I mostly understand what you are saying about the move from on prem to the cloud. We provide however services to our clients that moved their servers from on prem to our datacenter and now the move is from our private cloud to the public cloud. We have less racks in our datacenter than we had before, but we still host management portals, knowledgebases, terminal servers, databases. legacy applications for hotel chains, etc. The people that need access to these servers are not necessarily our own users, we do not manage the devices that they are using, we cannot easily authenticate their acccounts with an identity provider for SAML, MFA or some kind of SSO, etc.

Using client VPN is opening up a whole can of worms at least before Meraki started to support Cisco AnyConnect. Site to site VPN is sometimes an option, but setting up tunnels between firewalls from different manufacturers where we manage only one tunnel endpoint is not very much fun either.

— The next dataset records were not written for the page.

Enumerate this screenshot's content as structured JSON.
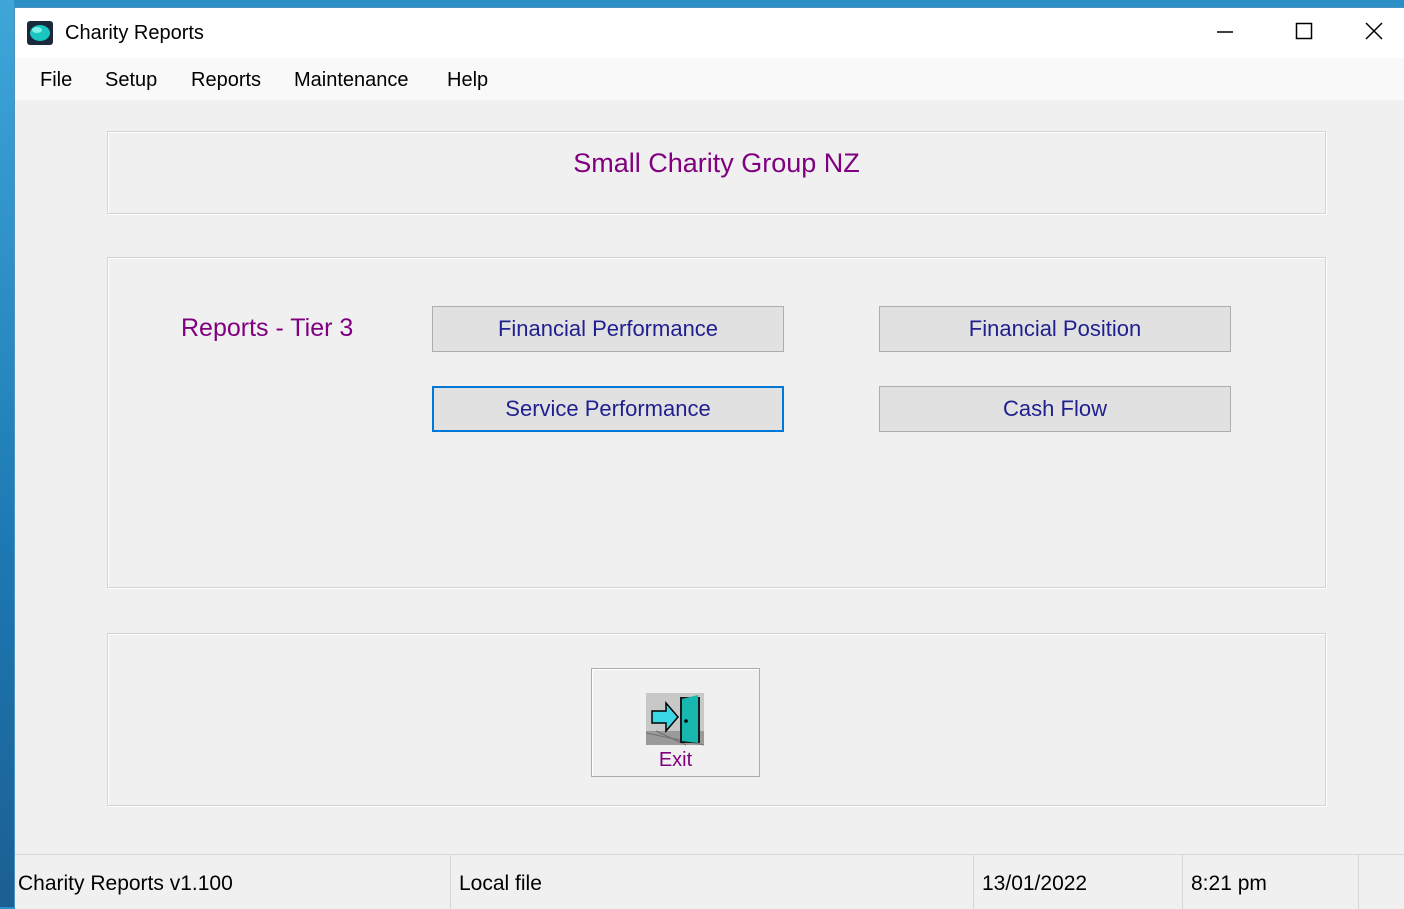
{
  "window": {
    "title": "Charity Reports"
  },
  "menu": {
    "items": [
      "File",
      "Setup",
      "Reports",
      "Maintenance",
      "Help"
    ]
  },
  "header": {
    "org_name": "Small Charity Group NZ"
  },
  "reports": {
    "label": "Reports - Tier 3",
    "buttons": {
      "financial_performance": "Financial Performance",
      "financial_position": "Financial Position",
      "service_performance": "Service Performance",
      "cash_flow": "Cash Flow"
    },
    "focused_button": "service_performance"
  },
  "exit": {
    "label": "Exit"
  },
  "statusbar": {
    "version": "Charity Reports v1.100",
    "source": "Local file",
    "date": "13/01/2022",
    "time": "8:21 pm"
  },
  "colors": {
    "accent_text": "#800080",
    "button_text": "#1f1f8f",
    "focus_border": "#0078d7"
  },
  "icons": {
    "app": "charity-app-icon",
    "minimize": "minimize-icon",
    "maximize": "maximize-icon",
    "close": "close-icon",
    "exit": "exit-door-icon"
  }
}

We can certainly engineer our way out of this by using WebRTC, ZeroTier (great concept!) or Cisco AnyConnect, etc. which is obviously better. I mean, in the end this IP whitelisting thing is based on the wrong assumption that an IP address tells you something about an identity that is authorised to access the application, but one should not use an IP address as a means of authentication. But sometimes it helps to have an additional layer of security especially for ugly things like web interfaces for CCTV systems, etc. And than you would really need to use FQDNs of policy objects to prevent you from changing the port forwarding rule everytime an IP address changes. 

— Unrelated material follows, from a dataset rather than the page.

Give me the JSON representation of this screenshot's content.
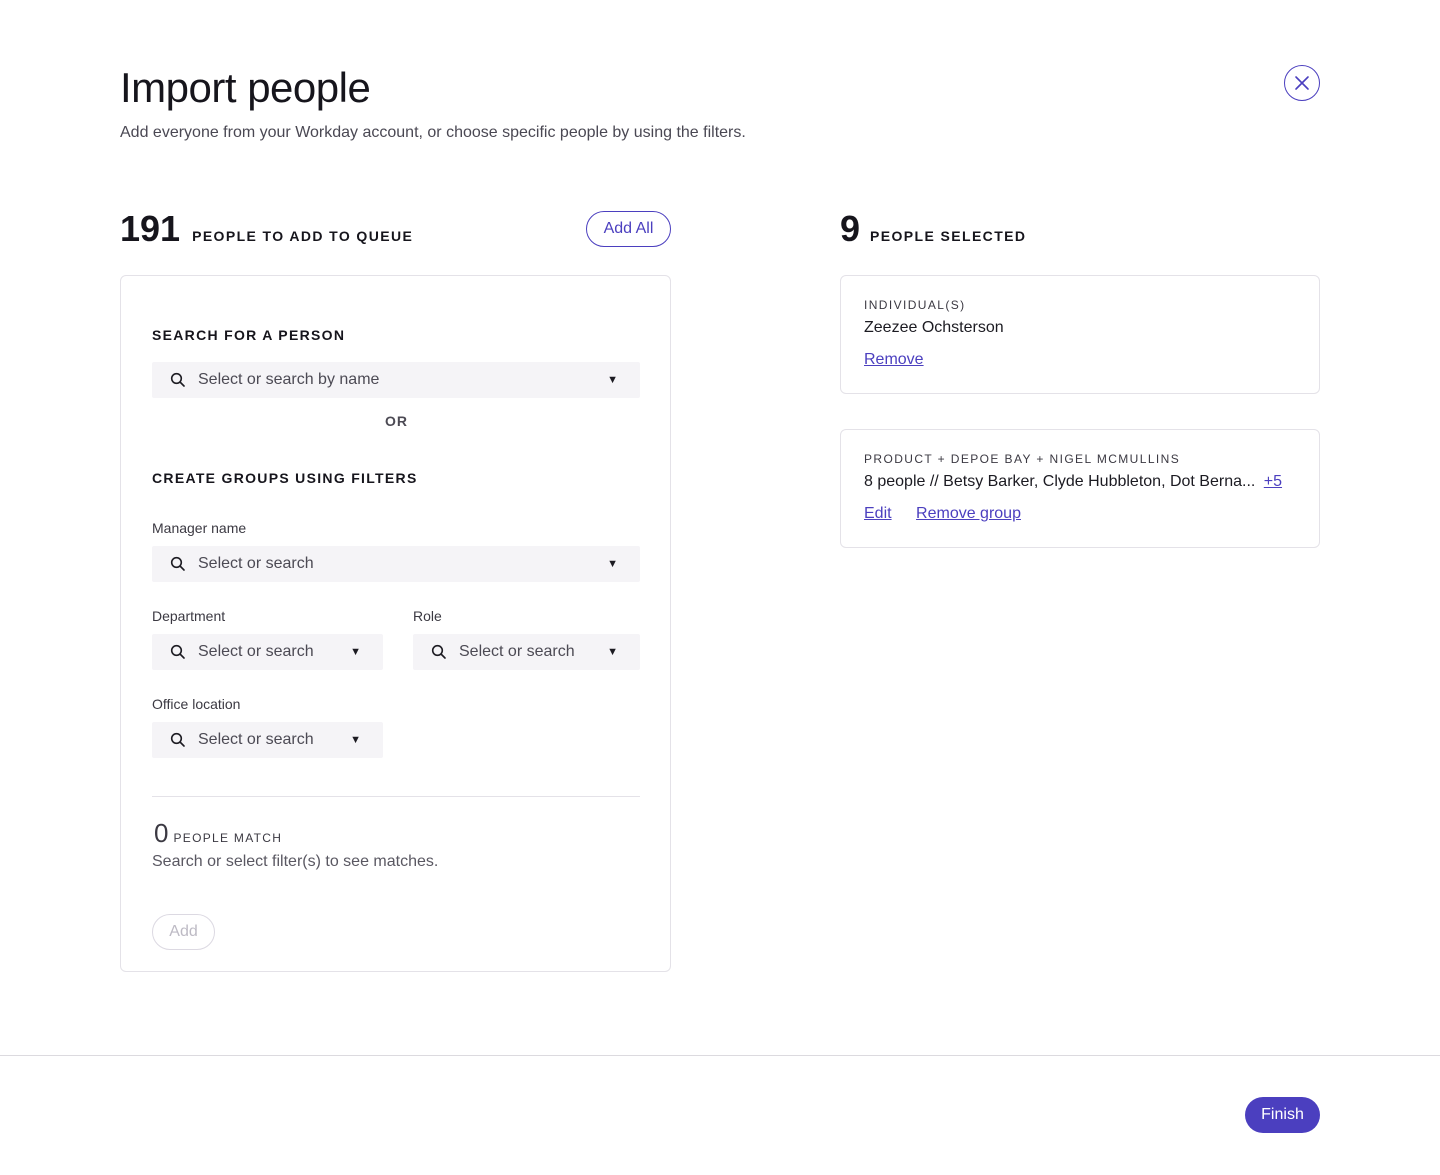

What I do not understand is what you are saying about the impossibility to use FQDNs because of the way the engine works or that an internal client is supposed to make a DNS query first. Using policy objects or using FQDNs is the same thing if the policy object is a FQDN. And for outbound rules the policy objects are already supported, so the MX already is doing DNS queries and it needs to repeat these queries every now and then. 

Let me give you an example of what I would like to build in case I was not clear. We have a CCTV system and only security needs access to it from home their homes. So I create two policy objects, securityperson01.company.com and securityperson02.company.com and I put these two policy objects in a policy object group. And I create a port forwarding rule with the policy object group as 'allowed remote IPs'. 

I tell security person 01 and security person 02 to use something like DynDNS and give me their dynamic FQDNs. I create two CNAME records in the domain company.com where securitperson01.company.com resolves to the CNAME of the dynamic FQDN of security person 01 and I do the same for the other one. Now everytime the IP address changes of one of the members of the security team they are still able to access the CCTV system. And when one of the security team members leaves the company, I delete his or her DNS record. 
So I create a 

GIdenJoe
Kind of a big deal
Kind of a big deal

I think you misunderstood the explanation how FQDN objects works.
So it is true that an FQDN policy object just references an FQDN.

But the MX itself will not resolve DNS entries on it's own to map to IP addresses.  It has to see a DNS request from a client behind the MX going out to the internet and being responded to by the DNS server to snoop the entry and put it in a DNS to IP table to dynamically apply to outgoing traffic.  You can find proof of this operation here: https://documentation.meraki.com/MX/Firewall_and_Traffic_Shaping/MX_Firewall_Settings#FQDN_Support

There is no ready made solution for your use case as it stands today when using port forwarding.

However there may be an API solution for this but you would have to determine if this is feasible.

 

You could have a script on a host inside your DC that does all the DNS querying for you and keeps track of changes in host to IP mappings.  Then when an IP changes you could use the dashboard API to write those changes to the port forwarding configuration.

 

If you want to go the Anyconnect route, this could be an easier solution by implementing radius authentication so your customers can call in and get access to their machines only.